5. Set healthy boundaries. In reality, the reason we go through a deconstruction phase in all areas of life is when we’ve realized we’ve been in a codependent relationship. This is especially true with the church, with our leaders, and so-called “spiritual fathers.” Because we didn’t know how to release people into their own journey of faith, we have unconsciously cultivated a codependent relationship with our members. We didn’t trust that they could, so we spoon-fed people. We would rather protect our doctrine than empower people into self-discovery. Another reason for this co-dependent relationship is because that is how we think God wants our relationship with Him. This is your faith journey and no one can live your spiritual life for you. So you have to own it.
6. There is permission to explore. When Paul said, “all things are yours,” to the Corinthians it was in the context of following leaders. “So don’t boast about following a particular human leader. For everything belongs to you— whether Paul or Apollos or Peter, or the world, or life and death, or the present and the future. Everything belongs to you, and you belong to Christ, and Christ belongs to God.” That speaks of permission. You have way more permission than what you’ve been told. But 7 chapters later he says, “Everything is permissible but not everything is beneficial.” With permission comes responsibility. He empowers them but then invites them to take responsibility for what they do. You have permission to explore but recognize what is actually beneficial and encourages your transformation.

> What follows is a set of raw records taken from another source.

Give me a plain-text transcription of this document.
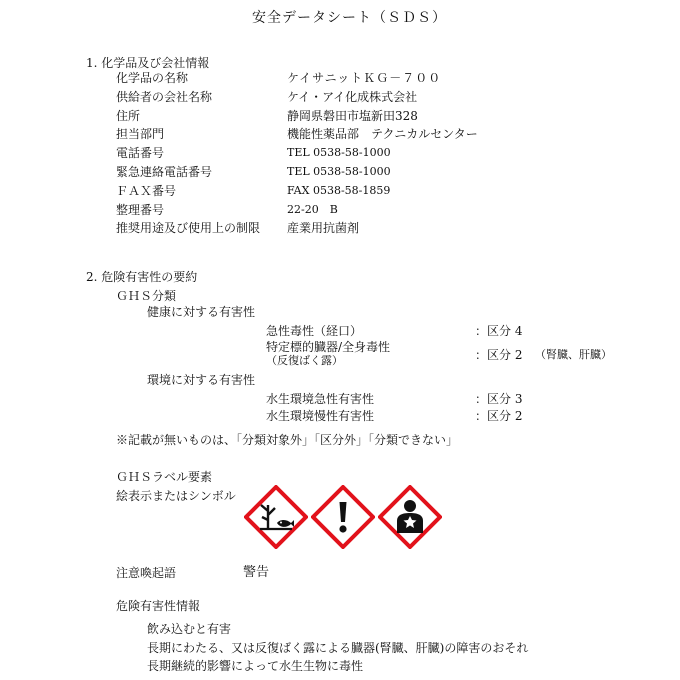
安全データシート（ＳＤＳ）
1. 化学品及び会社情報
化学品の名称	ケイサニットＫＧ－７００
供給者の会社名称	ケイ・アイ化成株式会社
住所	静岡県磐田市塩新田328
担当部門	機能性薬品部　テクニカルセンター
電話番号	TEL 0538-58-1000
緊急連絡電話番号	TEL 0538-58-1000
ＦＡＸ番号	FAX 0538-58-1859
整理番号	22-20　B
推奨用途及び使用上の制限 産業用抗菌剤
2. 危険有害性の要約
ＧＨＳ分類
健康に対する有害性
急性毒性（経口）	：区分 4
特定標的臓器/全身毒性
（反復ばく露）	：区分 2 （腎臓、肝臓）
環境に対する有害性
水生環境急性有害性	：区分 3
水生環境慢性有害性	：区分 2
※記載が無いものは、「分類対象外」「区分外」「分類できない」
ＧＨＳラベル要素
絵表示またはシンボル
注意喚起語	警告
危険有害性情報
飲み込むと有害
長期にわたる、又は反復ばく露による臓器(腎臓、肝臓)の障害のおそれ
長期継続的影響によって水生生物に毒性
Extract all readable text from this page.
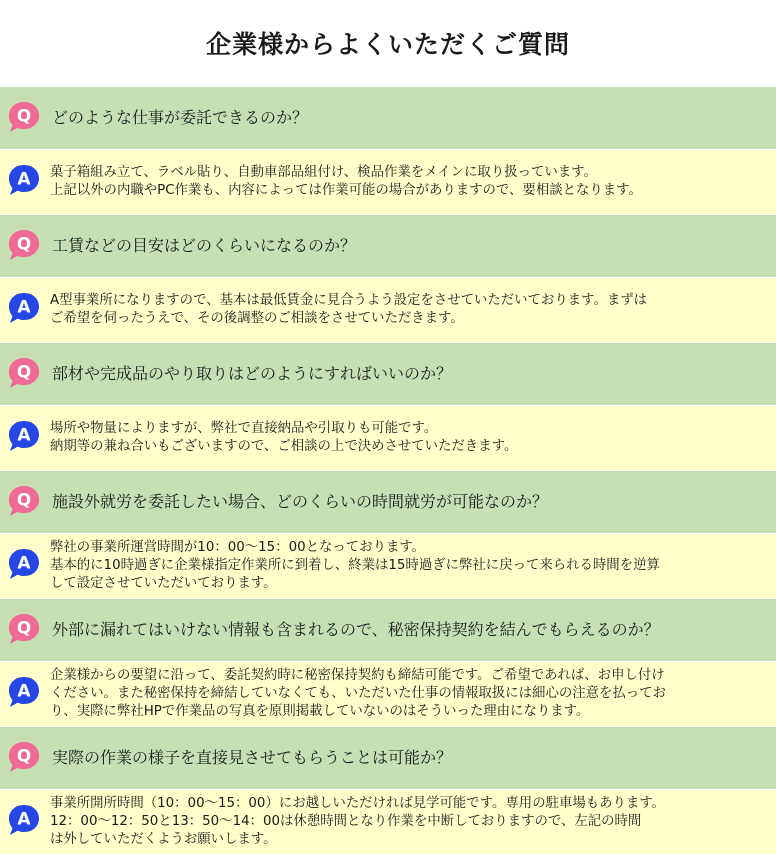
企業様からよくいただくご質問
Q どのような仕事が委託できるのか？
A 菓子箱組み立て、ラベル貼り、自動車部品組付け、検品作業をメインに取り扱っています。
上記以外の内職やPC作業も、内容によっては作業可能の場合がありますので、要相談となります。
Q 工賃などの目安はどのくらいになるのか？
A A型事業所になりますので、基本は最低賃金に見合うよう設定をさせていただいております。まずは
ご希望を伺ったうえで、その後調整のご相談をさせていただきます。
Q 部材や完成品のやり取りはどのようにすればいいのか？
A 場所や物量によりますが、弊社で直接納品や引取りも可能です。
納期等の兼ね合いもございますので、ご相談の上で決めさせていただきます。
Q 施設外就労を委託したい場合、どのくらいの時間就労が可能なのか？
A
弊社の事業所運営時間が10：00～15：00となっております。
基本的に10時過ぎに企業様指定作業所に到着し、終業は15時過ぎに弊社に戻って来られる時間を逆算
して設定させていただいております。
Q 外部に漏れてはいけない情報も含まれるので、秘密保持契約を結んでもらえるのか？
A
企業様からの要望に沿って、委託契約時に秘密保持契約も締結可能です。ご希望であれば、お申し付け
ください。また秘密保持を締結していなくても、いただいた仕事の情報取扱には細心の注意を払ってお
り、実際に弊社HPで作業品の写真を原則掲載していないのはそういった理由になります。
Q 実際の作業の様子を直接見させてもらうことは可能か？
A
事業所開所時間（10：00～15：00）にお越しいただければ見学可能です。専用の駐車場もあります。
12：00～12：50と13：50～14：00は休憩時間となり作業を中断しておりますので、左記の時間
は外していただくようお願いします。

7. Study and Learn. Once you have all the above then continue learning and dissecting and deconstructing your belief systems and faith traditions. Go back to the very beginning of why you believed in the first place. What drew you? What is driving you out? What are your questions? Learn why the scriptures were written, who it was written to, what the context is. Learn the different theological filters that might have been taught to you. Because you might just find how beautiful the scripture really is.
8. Find a blueprint. There is a center in everything. Find something or someone to anchor yourself to or else you will always feel like you’re lost. For me, Jesus is the one. After my own deconstruction, I found that there is no one else I would rather anchor myself to than his teaching and his life and the truth he came to embody. I see him as the blueprint of humanity we are all trying to aspire to. He is my self-actualization. When Paul said he’s our mirror, it’s an invitation for our being to be actualized into his image. He is my becoming. The question you have to answer for yourself is this: who are you becoming? That question will determine your anchor and center and the one who sits in the throne room of your heart.